One of the most common areas in which advice is sought is the timing for registration of security interests under the PPSA. Unfortunately, the requests for advice in this area usually come after the appointment of an administrator or liquidator to a grantor company.

Registration

Section 588FL the Corporations Act 2001 (Cth) (Corporations Act) requires secured parties to register their security interest before the latest of the following:

    • six months before the “Critical Time” (being the date of the appointment of an administrator, or an order being made, or resolution being passed, to wind up the company, or the execution of a deed of company arrangement occurs);
    • 20 business days after the security agreement came into force or the Critical Time (where the Critical Time is earlier);
    • 56 days after the security agreement first became enforceable in Australia if it is a foreign agreement; or
    • a later time ordered by the court under section 588FM (see below).

    If a secured party (under an Australian security agreement) fails to register within 20 business days, it exposes itself to a risk that its security interest will vest in the grantor company if the grantor company enters liquidation or voluntary administration in the subsequent six month period.

    The 20 business day rule (and the 56 day rule in respect of foreign security agreements) only applies where a company enters liquidation or voluntary administration in the six months after the registration. That is, if a secured party registers outside 20 business days, and the grantor company does not suffer a relevant insolvency event in the six months after registration, then the late registration will not result in the security interest vesting in the grantor company upon the happening of an insolvency event.

    PMSIs

    While the above applies equally to Purchase Money Securities Interests (PMSIs), there are additional timing requirements in relation to PMSIs which must be met in order to obtain the super priority normally associated with PMSIs.

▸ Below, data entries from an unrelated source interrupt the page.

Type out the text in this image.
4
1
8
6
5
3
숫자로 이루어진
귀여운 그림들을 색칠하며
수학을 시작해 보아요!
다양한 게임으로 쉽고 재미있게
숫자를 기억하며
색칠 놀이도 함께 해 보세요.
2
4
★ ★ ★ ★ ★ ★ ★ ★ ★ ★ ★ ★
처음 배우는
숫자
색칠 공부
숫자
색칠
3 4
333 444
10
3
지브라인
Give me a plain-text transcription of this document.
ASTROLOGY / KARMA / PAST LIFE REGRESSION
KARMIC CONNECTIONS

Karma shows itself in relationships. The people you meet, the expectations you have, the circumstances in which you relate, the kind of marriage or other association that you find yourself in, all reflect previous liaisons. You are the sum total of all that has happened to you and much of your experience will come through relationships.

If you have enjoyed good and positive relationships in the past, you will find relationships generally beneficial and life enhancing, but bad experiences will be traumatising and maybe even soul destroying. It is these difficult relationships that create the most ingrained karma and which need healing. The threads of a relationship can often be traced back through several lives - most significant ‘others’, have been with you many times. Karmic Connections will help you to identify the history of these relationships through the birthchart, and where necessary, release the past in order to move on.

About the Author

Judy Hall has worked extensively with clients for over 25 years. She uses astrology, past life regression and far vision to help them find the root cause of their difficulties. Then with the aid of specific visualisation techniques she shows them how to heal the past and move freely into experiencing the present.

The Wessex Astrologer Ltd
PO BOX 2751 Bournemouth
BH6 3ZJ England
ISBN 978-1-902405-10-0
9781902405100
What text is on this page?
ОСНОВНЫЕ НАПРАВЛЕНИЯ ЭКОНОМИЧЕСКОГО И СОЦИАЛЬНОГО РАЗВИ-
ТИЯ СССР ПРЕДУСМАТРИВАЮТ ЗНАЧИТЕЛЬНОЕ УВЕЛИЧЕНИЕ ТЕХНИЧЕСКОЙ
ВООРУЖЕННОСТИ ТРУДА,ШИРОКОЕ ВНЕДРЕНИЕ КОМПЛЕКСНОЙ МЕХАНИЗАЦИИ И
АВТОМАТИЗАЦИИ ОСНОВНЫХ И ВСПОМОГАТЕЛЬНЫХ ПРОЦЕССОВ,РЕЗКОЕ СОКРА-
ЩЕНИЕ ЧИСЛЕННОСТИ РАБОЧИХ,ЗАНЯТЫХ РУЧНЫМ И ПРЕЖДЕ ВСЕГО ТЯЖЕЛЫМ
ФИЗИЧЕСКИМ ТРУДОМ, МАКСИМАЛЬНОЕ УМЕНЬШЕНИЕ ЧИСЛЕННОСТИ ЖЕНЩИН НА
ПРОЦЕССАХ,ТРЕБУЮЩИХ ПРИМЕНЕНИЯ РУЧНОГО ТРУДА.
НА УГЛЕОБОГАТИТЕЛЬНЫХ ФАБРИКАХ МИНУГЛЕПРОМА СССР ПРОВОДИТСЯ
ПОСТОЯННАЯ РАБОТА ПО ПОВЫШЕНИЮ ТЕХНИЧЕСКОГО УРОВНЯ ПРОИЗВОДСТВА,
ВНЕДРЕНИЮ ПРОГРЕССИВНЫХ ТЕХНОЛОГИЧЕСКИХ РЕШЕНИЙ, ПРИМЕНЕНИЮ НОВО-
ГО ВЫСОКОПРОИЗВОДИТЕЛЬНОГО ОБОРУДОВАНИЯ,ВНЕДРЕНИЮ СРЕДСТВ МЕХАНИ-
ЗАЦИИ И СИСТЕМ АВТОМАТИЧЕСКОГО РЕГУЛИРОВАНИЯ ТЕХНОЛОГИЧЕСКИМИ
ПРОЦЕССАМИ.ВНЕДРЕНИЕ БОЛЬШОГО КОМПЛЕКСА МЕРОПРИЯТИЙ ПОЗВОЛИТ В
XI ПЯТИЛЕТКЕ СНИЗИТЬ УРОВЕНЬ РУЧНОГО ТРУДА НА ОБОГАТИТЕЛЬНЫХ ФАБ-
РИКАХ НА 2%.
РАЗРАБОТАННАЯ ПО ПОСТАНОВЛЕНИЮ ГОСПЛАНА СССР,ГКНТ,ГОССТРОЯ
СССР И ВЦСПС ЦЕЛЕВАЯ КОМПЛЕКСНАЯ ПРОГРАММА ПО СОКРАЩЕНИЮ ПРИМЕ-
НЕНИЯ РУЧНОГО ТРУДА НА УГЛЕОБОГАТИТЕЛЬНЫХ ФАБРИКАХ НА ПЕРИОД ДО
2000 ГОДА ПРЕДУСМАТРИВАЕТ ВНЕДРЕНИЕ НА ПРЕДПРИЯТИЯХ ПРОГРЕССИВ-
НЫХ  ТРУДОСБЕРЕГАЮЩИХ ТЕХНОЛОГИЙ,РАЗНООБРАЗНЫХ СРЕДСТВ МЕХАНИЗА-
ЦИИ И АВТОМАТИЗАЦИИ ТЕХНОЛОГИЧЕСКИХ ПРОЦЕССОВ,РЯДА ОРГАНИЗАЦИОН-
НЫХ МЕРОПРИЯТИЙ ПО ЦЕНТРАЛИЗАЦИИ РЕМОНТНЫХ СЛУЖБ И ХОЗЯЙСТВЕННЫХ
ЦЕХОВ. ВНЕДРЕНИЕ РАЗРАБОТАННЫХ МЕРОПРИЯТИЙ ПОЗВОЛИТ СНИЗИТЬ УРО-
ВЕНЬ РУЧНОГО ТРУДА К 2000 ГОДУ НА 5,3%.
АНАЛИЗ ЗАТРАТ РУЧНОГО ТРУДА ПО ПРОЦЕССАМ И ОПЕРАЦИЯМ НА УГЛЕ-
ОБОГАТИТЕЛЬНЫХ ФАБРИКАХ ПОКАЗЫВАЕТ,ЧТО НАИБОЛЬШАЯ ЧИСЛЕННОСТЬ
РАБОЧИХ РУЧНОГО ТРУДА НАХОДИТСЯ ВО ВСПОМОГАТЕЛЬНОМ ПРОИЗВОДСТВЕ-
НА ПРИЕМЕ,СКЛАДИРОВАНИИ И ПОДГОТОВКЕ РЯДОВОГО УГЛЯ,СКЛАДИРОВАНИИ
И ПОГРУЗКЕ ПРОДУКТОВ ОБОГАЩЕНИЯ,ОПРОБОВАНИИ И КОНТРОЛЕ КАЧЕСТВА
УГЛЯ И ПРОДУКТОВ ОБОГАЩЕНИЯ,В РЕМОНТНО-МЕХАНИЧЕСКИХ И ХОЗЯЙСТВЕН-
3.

    A guide to registration times

    The below table sets out the timing for registration of security interests:

    Type of security interest

    When to register

    PMSI (inventory – see section 10 of the PPSA)

    Before possession of the inventory passes (usually this means before delivery of the goods to the grantor).

    PMSI (non-inventory)

    Within 15 business days of the commencement of the security agreement, obtaining possession of the collateral, or attachment.

    All other security interests

    Within 20 business days of the commencement of the security agreement.

    Section 588FM

    If a security interest has been registered outside of the 20 business days, we recommend making an application to Court under section 588FM of the Corporations Act to extend the time for registration. Section 588FM(2) provides that the court may fix a later registration time (ie a time outside of the 20 business days) where it is satisfied that:

    • the failure to register earlier:
    • was accidental or due to inadvertence or some other sufficient cause; or
    • is not of such a nature as to prejudice the position of creditors or shareholders; or
    • on other grounds, it is just and equitable to grant relief.

    Lavan Legal comment

    The consequences of registering a security interest outside of the relevant time periods in section 588FL are too extreme to ignore.

    We recommend that parties proceed with care when preparing and reviewing agreements which contain or may contain security interests which require registration.

    If for whatever reason an agreement is not registered within the relevant time period, serious consideration should be given to an application to extend the time for registration under section 588FM of the Corporations Act. A failure to do so can result in a security interest vesting in an insolvent grantor company.